Initial results from Tuesday night show Post with 4,649 votes (53.93 percent) compared to 3,727 votes (43.24 percent) for Lee in Marion County.
Overall, Post had 6,954 votes (54.36 percent) compared to 5,467 votes (42.73 percent) for Lee.
“It took so long for this to happen,” said Post, the radio talk show host who announced his intentions last December. “We worked so hard. Today I just said let it fall where it falls.”
Post gave kudos to his opponent.
“Chuck Lee is a really good, hard-working man,” Post said. “I learned from him.”
Lee, meanwhile, wasn’t ready to concede quite yet.
“We’re going to sit on it for the evening, see where we stand in the morning,” Lee said Tuesday night. “I just think there’s a huge Republican edge in this district.”
The two were battling to replace Kim Thatcher, who competed against Newberg City Councilor Ryan Howard for the state Senate District 13 seat.
Thatcher was leading that race with 15,222 votes (58.19 percent) in the initial count compared to 10,874 votes (41.57 percent) for Howard.
“I will miss the house, but I’m very honored to serve the people in the senate district,” Thatcher said. “I will keep working on the things that will make our state better, help our economy and help provide services.”
Howard accepted the defeat.
“I am disappointed that I didn’t come out victorious” he said. “Kim had quite a bit more money and the support in her house district.
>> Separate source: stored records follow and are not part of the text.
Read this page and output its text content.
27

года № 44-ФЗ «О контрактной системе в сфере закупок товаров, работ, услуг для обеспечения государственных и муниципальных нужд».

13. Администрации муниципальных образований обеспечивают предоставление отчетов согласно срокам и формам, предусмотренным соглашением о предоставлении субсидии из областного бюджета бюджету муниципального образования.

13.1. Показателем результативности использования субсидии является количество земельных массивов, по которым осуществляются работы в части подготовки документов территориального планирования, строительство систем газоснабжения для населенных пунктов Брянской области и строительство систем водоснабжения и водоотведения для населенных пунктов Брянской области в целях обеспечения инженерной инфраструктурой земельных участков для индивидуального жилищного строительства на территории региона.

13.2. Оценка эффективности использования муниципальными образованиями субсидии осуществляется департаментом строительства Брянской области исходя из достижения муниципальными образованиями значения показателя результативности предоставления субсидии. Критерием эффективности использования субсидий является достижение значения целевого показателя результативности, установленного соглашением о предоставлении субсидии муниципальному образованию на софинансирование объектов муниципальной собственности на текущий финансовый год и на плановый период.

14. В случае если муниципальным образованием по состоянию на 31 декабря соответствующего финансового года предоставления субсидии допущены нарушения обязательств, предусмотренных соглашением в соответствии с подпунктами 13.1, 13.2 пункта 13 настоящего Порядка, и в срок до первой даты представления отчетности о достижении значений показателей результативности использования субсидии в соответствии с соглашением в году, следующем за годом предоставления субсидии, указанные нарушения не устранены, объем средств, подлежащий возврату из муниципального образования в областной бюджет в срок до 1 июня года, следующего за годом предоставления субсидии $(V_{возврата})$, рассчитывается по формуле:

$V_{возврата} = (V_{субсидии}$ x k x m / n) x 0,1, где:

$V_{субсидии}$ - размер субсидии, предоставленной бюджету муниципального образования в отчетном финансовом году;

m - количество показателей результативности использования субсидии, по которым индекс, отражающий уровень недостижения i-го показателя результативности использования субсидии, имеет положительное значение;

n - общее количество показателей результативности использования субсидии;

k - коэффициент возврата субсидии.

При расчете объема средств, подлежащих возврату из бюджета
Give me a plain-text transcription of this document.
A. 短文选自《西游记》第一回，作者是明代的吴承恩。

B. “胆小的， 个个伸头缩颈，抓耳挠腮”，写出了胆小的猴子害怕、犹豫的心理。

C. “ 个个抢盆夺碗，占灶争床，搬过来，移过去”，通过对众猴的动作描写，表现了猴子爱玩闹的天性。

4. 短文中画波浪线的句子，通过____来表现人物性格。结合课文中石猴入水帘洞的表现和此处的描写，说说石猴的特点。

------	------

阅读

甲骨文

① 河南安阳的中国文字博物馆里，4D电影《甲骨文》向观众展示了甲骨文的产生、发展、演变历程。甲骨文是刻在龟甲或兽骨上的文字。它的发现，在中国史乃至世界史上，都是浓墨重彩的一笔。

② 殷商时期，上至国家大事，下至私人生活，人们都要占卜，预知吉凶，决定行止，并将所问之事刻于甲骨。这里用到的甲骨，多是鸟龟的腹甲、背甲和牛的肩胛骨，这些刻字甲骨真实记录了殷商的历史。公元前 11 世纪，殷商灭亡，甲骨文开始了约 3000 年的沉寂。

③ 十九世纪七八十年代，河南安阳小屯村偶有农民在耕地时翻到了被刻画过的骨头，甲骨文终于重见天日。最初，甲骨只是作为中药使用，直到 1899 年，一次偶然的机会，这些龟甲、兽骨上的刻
I knew it was an uphill battle. I gave it the old effort. I was hoping people would take more from the negative news that came out (about Thatcher).”
In Keizer, only one of four local council races was contested. Amy Ripp defeated Matt Chappell for the No. 5 seat with 4,079 votes (65.63 percent), compared to 2,078 votes (33.44 percent) for Chappell in the initial results.
“I’m honored to be able to continue to serve the community of Keizer in a new capacity,” Ripp said. “I’m excited to do that and to move forward. It’s going to be a new role. I have so much to learn. I’ll have great people surrounding me on council.”
Chappell wasn’t surprised by the results.
“I was expecting it all along,” he said. “After I collected the signatures to put my name on the ballot, I found out who I was running against and the endorsements. There are a few things I regret, like the letters I sent (to the paper). It wouldn’t have made a difference, but I wish I hadn’t gone there. Amy got in, so I send her a public congratulations on that.”
Cathy Clark won the mayor’s seat in an uncontested race, while Roland Herrera and Brandon Smith won Keizer City Council seats in similar fashion.
“I am very, very honored to be able to serve the people of Keizer on the council and now as mayor,” said Clark, who will take over the seat held by Lore Christopher since 2001. “I will be making sure what we do works. It’s a good day.”
Herrera, a former longtime city employee, looks forward to serving in a new way.
“I’m looking forward to working with the other councilors and the new mayor,” Herrera said. “I’m going to work hard and do the best I can. It’s plain and simple: I want to bring more people into the process and get more people engaged in their local government.”
Smith didn’t return messages seeking comment.
In statewide measure races, Measure 91 – the legalization of recreational marijuana – was comfortably ahead in initial results, garnering 57.42 percent yes compared to 42.58 percent no.
Measure 92, the GMO food labeling measure, was winning by a slight margin, with initial results showing 52.68 percent yes compared to 47.32 percent no.